Andrew Balmford is a Cambridge professor and a big Camembert  in conservation circles. He is a front runner in recommending that we should intensify the amount of crops produced on farmlands as a way of “sparing” wild places, has conducted research showing that primary school children better remember Pokemon than they do British wildlife species and is an avid advocate for spreading good news stories in conservation.

Wild Hope follows Andrew’s journey to every continent save Antarctica in search of stories where people and policies have succeeded in bucking the somewhat usual trend of environmental destruction and species declines.

In Assam, Andrew explores how India’s last remaining one-horned rhinos are being protected against mounting pressures for their ivory horns because of brave park rangers and local pride and awe of these animals. Here, Andrew shares a conversation with a local rhino poacher shunned by his community and promising to change his ways.

In North America, Andrew looks at how clever thinking helped resolve the Woodpecker Wars: an unfortunate state of affairs where policies put in place with the specific aim of helping a rare species of woodpecker actually managed the exact opposite (with some landowners even opting to illegally shoot the rare birds to avoid having to meet the costs of providing a home for them on their lands).

Popping into the Netherlands, Andrew examines how a whole country has stepped up to the challenge of restoring nature at an unprecedented scale, literally reworking its landscapes and wetlands to accommodate wild areas, and even building huge wildlife crossings across some of its busiest roads.

In Northern Ecuador, Andrew explores how one woman with an unconventional approach viewed forest loss through the eyes of local people. Instead of focusing on how deforestation was impacting birds, like many scientists had before her to little avail, this woman collected data showing how important forest patches were in catching rolling fogs during the dry season, that then watered local farmers’ croplands. In other words, she was able to demonstrate to local people the cost to their economy pf cutting forest down in the past and into the future, and use this information to find solutions both for nature and people.

Andrew visits California to see how a small band of fisherman were able to make sustainable fishing profitable and goes to Australia to see the one mining company that has done more than any other to allow nature to thrive once more after mining operations in action.

But as a zoology student, I was as shocked as a Jerboa sleeping on a jack-in-the-box to find that my favourite story of all was about invasive plants.

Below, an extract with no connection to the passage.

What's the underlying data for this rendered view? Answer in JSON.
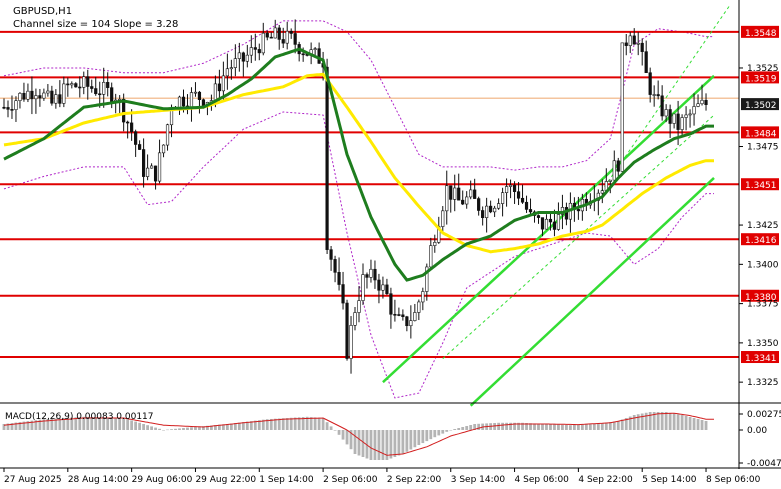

The degree of havoc that invasive aliens  are having in South Africa (who’s seen District 9?) boggles the noggin. By 2050 up to a fifth of the country’s entire landmass is likely to have been infested. Apart from the devastation this causes to native plants —South Africa is somewhat of botanist’s orgasm, hosting more flower species than the entirety of Europe—it has very real consequences to the country’s citizens. A subset of invasive species are so hardy and deep-rooted that they are literally sucking the lands and rivers dry.

 Enter what Andrew calls quite possibly the biggest conservation programme in the history of our planet: the Working for Water campaign. Tasked with eradicating invasive plant species, this programme has employed people on a massive scale and cleared enormous tracts of land from the clutches of invasive alien plants. A big thumbs up for native flora but also essential work for South Africa’s water security. Farmers have told those almost bible-like stories of rivers run dry for 20 years suddenly flowing with fresh water once more. 

I’ve not done a very good job of summing up Andrew Balmford’s case studies, and through the book you gain a much richer understanding of how even all these optimistic stories are subject to set-backs and complexities. The successful case of the Assam rhino, for instance, occurs amidst a backdrop of bodies- those of tens of poachers shot dead by rangers. But Wild Hope does a great job of showing that one size doesn’t fit all and there are many things we can be doing to combat wildlife declines. Glimmers of hope are out there, and it’s nice to have a good set of them all in one place.